The story is centered around a giant great white shark that attacks many beachgoers on Amity Island, a fictional summer destination. As a result of these attacks, local police chief Martin Brody, played by Roy Scheider, goes on a hunt for the shark. Brody is assisted by oceanographer Matt Hooper, played by Richard Dreyfuss, and shark hunter Quint, played by Robert Shaw.
As the film progresses, you become more and more connected to Scheider’s common-man police chief, Dreyfuss’s witty oceanographer and Shaw’s pirate-like shark hunter.
Aside from acting, Steven Spielberg did a fantastic job directing the movie. Despite going over budget and past schedule, Spielberg managed to save the film. Several mechanical sharks suffered malfunctions during filming, pushing Spielberg to switch to a minimalistic Hitchcock style of suspense, showing things from the shark’s point of view.

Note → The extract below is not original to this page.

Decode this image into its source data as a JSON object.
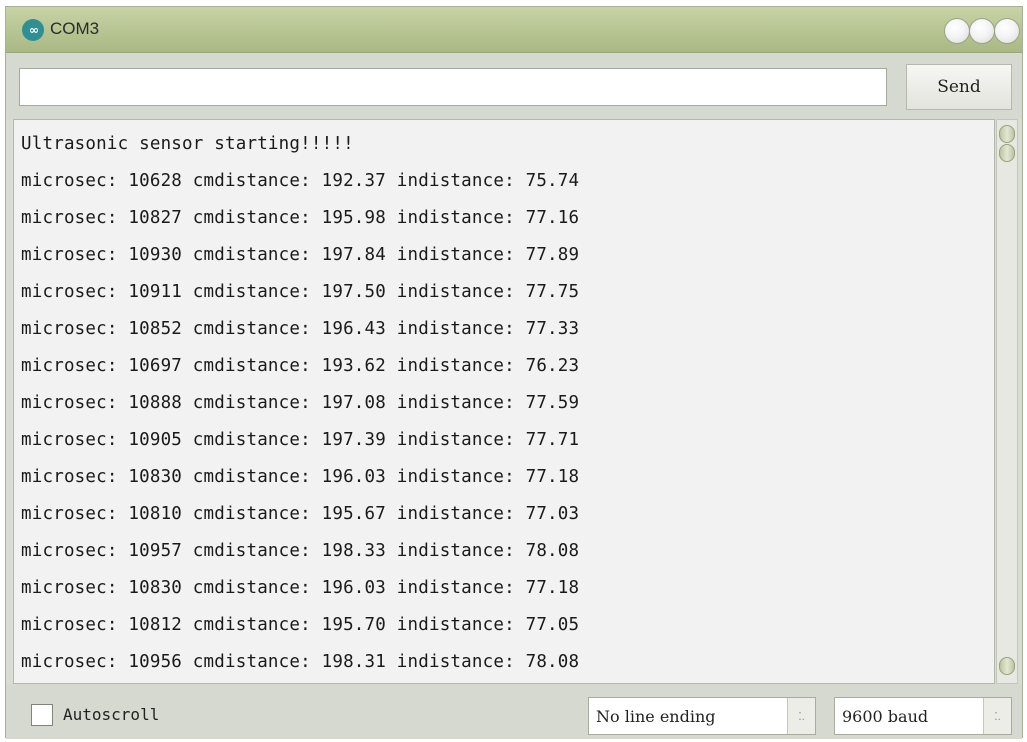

Added to this is John Williams’ legendary theme, that is simple, yet terrifying. Williams’ theme is so unique and memorable that it has become synonymous with almost anything shark related.
“Jaws” is pretty much the film that created the summer movie season, and it did so for a reason. It has remained a cult classic for years on end because it creates a perfect sense of suspense and fear in its viewers.
It is an important part of film history and will always be one of my all-time favorite movies. I couldn’t care less about criticisms of the movie because, in my mind, it did its job perfectly. It is entertaining, engaging and just one hell of a movie.